Il Conto Termico 3.0 è ufficialmente pronto per l’applicazione. Il 16 dicembre scorso, il Gestore dei servizi energetici (GSE) ha pubblicato le “Regole applicative“, completando il quadro normativo e operativo stabilito dal decreto del Ministero dell’ambiente e della sicurezza energetica del 7 agosto 2025. Con questo passaggio cruciale, il meccanismo di incentivazione per la riqualificazione energetica degli edifici è divenuto pienamente operativo a partire dal 25 dicembre, affiancandosi all’Ecobonus come strumento stabile di sostegno per famiglie, imprese ed enti pubblici.

A chi spetta il Conto Termico 3.0 e come accedere ai fondi
Il Conto Termico 3.0 prevede l’erogazione di contributi a fondo perduto, che possono coprire fino al 65% della spesa sostenuta per gli interventi. Le Regole applicative del GSE rappresentano la vera guida pratica, traducendo le disposizioni generali del decreto in procedure concrete e chiarendo chi può accedere ai fondi e quali adempimenti sono necessari.
La platea dei soggetti ammessi è definita con precisione, includendo privati, imprese, pubbliche amministrazioni ed enti del Terzo settore. Le Regole chiariscono anche il ruolo centrale del soggetto responsabile, colui che si assume l’onere e la responsabilità della richiesta di incentivo e dei rapporti con il GSE.
Una parte fondamentale del documento operativo è dedicata alla descrizione degli interventi incentivabili, con un focus particolare sulle opere relative agli impianti termici esistenti. Viene confermata la possibilità di sostituire impianti di riscaldamento obsoleti con soluzioni ad alta efficienza e a minore impatto ambientale. Tra le tecnologie ammesse ci sono:
- Pompe di calore
- Sistemi ibridi
- Impianti a biomassa ad alta efficienza
- Solare termico
- Allaccio a reti di teleriscaldamento efficiente
Per ciascuna tipologia, le Regole applicative richiamano i requisiti tecnici minimi, le condizioni di ammissibilità e i limiti di spesa riconoscibili, offrendo un riferimento essenziale per la pianificazione degli interventi.
L’accesso agli incentivi è confermato nelle due modalità già previste. Vale a dire accesso diretto, utilizzato principalmente dai privati, consente di presentare la domanda dopo la conclusione dei lavori, oltre ovviamente alla prenotazione, rivolta soprattutto alle pubbliche amministrazioni, permette di impegnare le risorse prima dell’avvio degli interventi.
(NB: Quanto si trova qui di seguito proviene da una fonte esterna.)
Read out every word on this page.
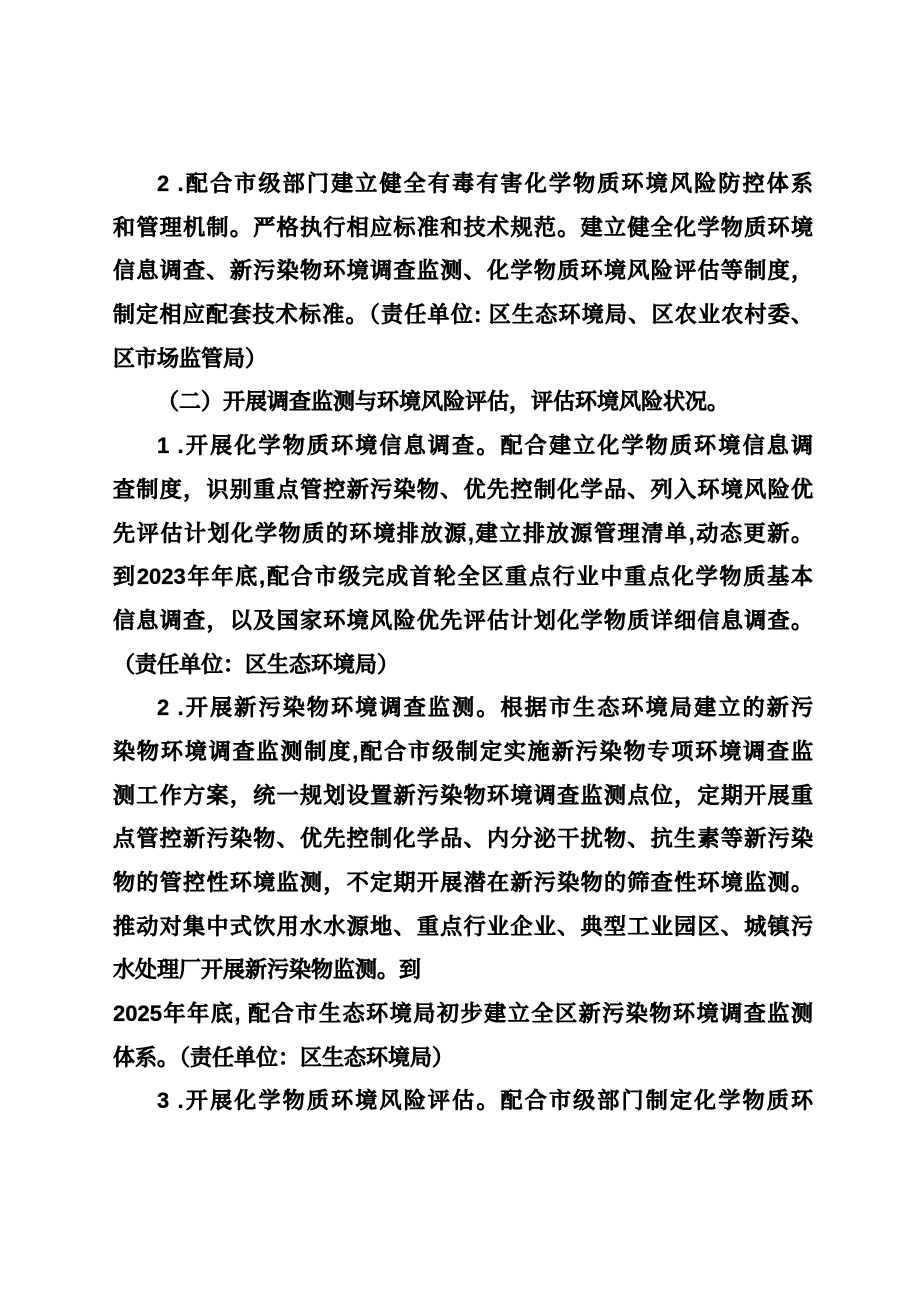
2 .配合市级部门建立健全有毒有害化学物质环境风险防控体系
和管理机制。严格执行相应标准和技术规范。建立健全化学物质环境
信息调查、新污染物环境调查监测、化学物质环境风险评估等制度，
制定相应配套技术标准。（责任单位: 区生态环境局、区农业农村委、
区市场监管局）
（二）开展调查监测与环境风险评估，评估环境风险状况。
1 .开展化学物质环境信息调查。配合建立化学物质环境信息调
查制度，识别重点管控新污染物、优先控制化学品、列入环境风险优
先评估计划化学物质的环境排放源,建立排放源管理清单,动态更新。
到2023年年底,配合市级完成首轮全区重点行业中重点化学物质基本
信息调查，以及国家环境风险优先评估计划化学物质详细信息调查。
（责任单位：区生态环境局）
2 .开展新污染物环境调查监测。根据市生态环境局建立的新污
染物环境调查监测制度,配合市级制定实施新污染物专项环境调查监
测工作方案，统一规划设置新污染物环境调查监测点位，定期开展重
点管控新污染物、优先控制化学品、内分泌干扰物、抗生素等新污染
物的管控性环境监测，不定期开展潜在新污染物的筛查性环境监测。
推动对集中式饮用水水源地、重点行业企业、典型工业园区、城镇污
水处理厂开展新污染物监测。到
2025年年底, 配合市生态环境局初步建立全区新污染物环境调查监测
体系。（责任单位：区生态环境局）
3 .开展化学物质环境风险评估。配合市级部门制定化学物质环
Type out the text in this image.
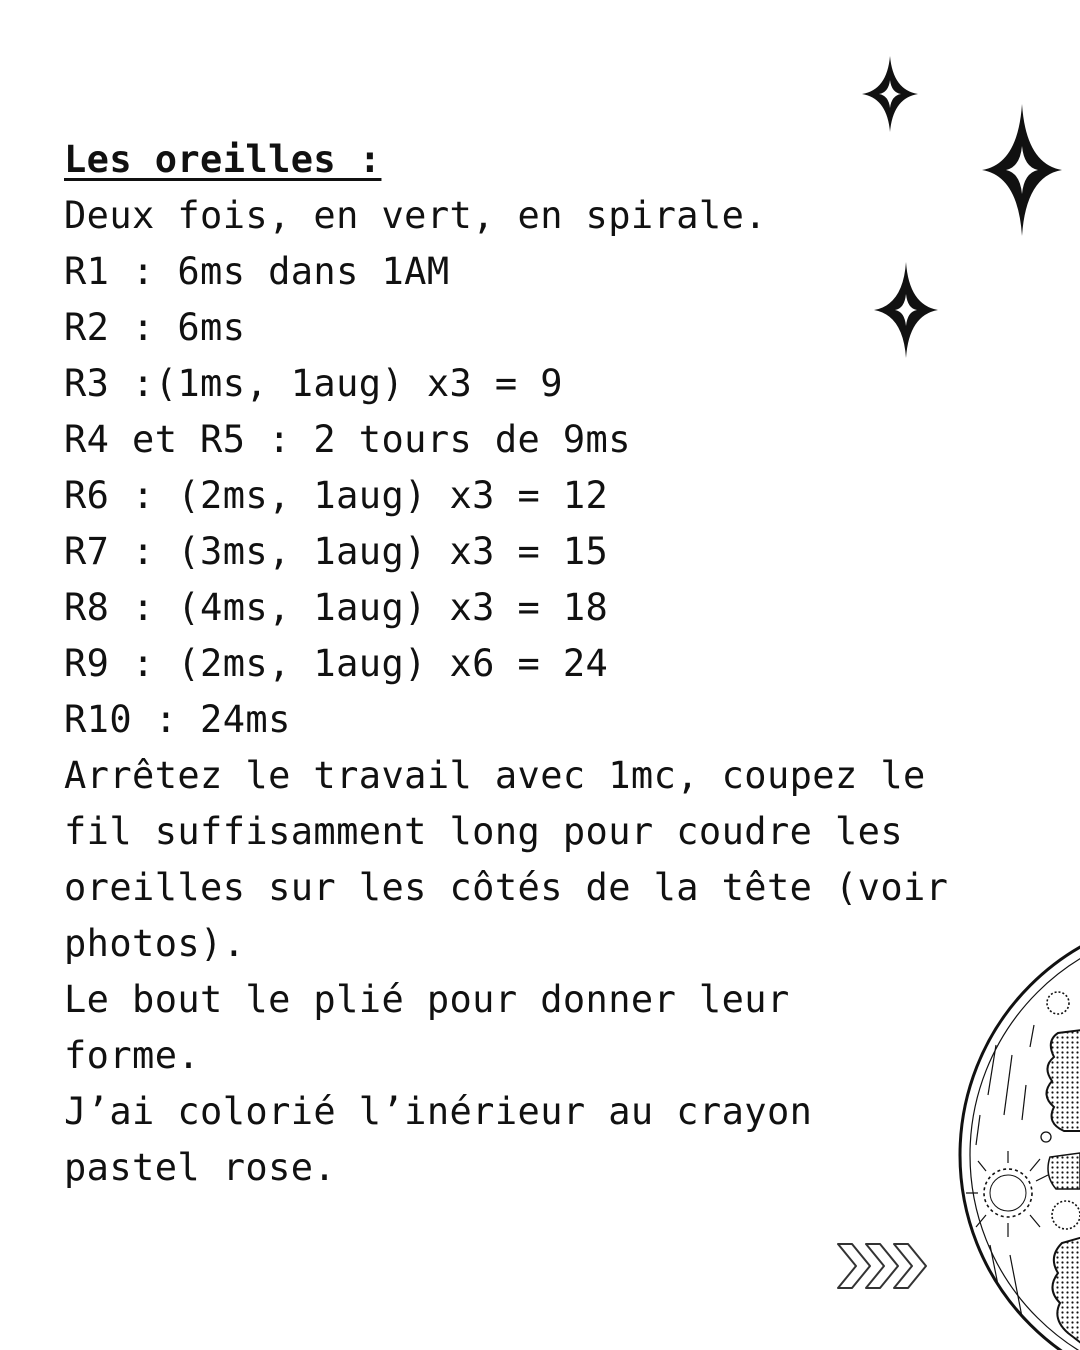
Les oreilles :
Deux fois, en vert, en spirale.
R1 : 6ms dans 1AM
R2 : 6ms
R3 :(1ms, 1aug) x3 = 9
R4 et R5 : 2 tours de 9ms
R6 : (2ms, 1aug) x3 = 12
R7 : (3ms, 1aug) x3 = 15
R8 : (4ms, 1aug) x3 = 18
R9 : (2ms, 1aug) x6 = 24
R10 : 24ms
Arrêtez le travail avec 1mc, coupez le fil suffisamment long pour coudre les oreilles sur les côtés de la tête (voir photos).
Le bout le plié pour donner leur forme.
J’ai colorié l’inérieur au crayon pastel rose.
Per quanto riguarda l’erogazione, le Regole specificano quando l’incentivo viene corrisposto in un’unica soluzione e quando, invece, è suddiviso in più rate annuali. L’erogazione unica per gli importi contenuti rende il Conto Termico particolarmente rapido per interventi domestici di modesta entità. Infine, viene posta grande attenzione alla documentazione: le Regole indicano puntualmente quali documenti tecnici e amministrativi devono essere presentati e quali devono essere conservati per tutta la durata dell’incentivo e i cinque anni successivi all’ultima erogazione, anche in vista delle verifiche e dei controlli post-incentivazione da parte del GSE.
Con la pubblicazione di questo corpus operativo, il Conto Termico 3.0 è ora uno strumento completo e trasparente, fondamentale per chiunque intenda investire nel rinnovo degli impianti termici o nella riqualificazione energetica degli edifici.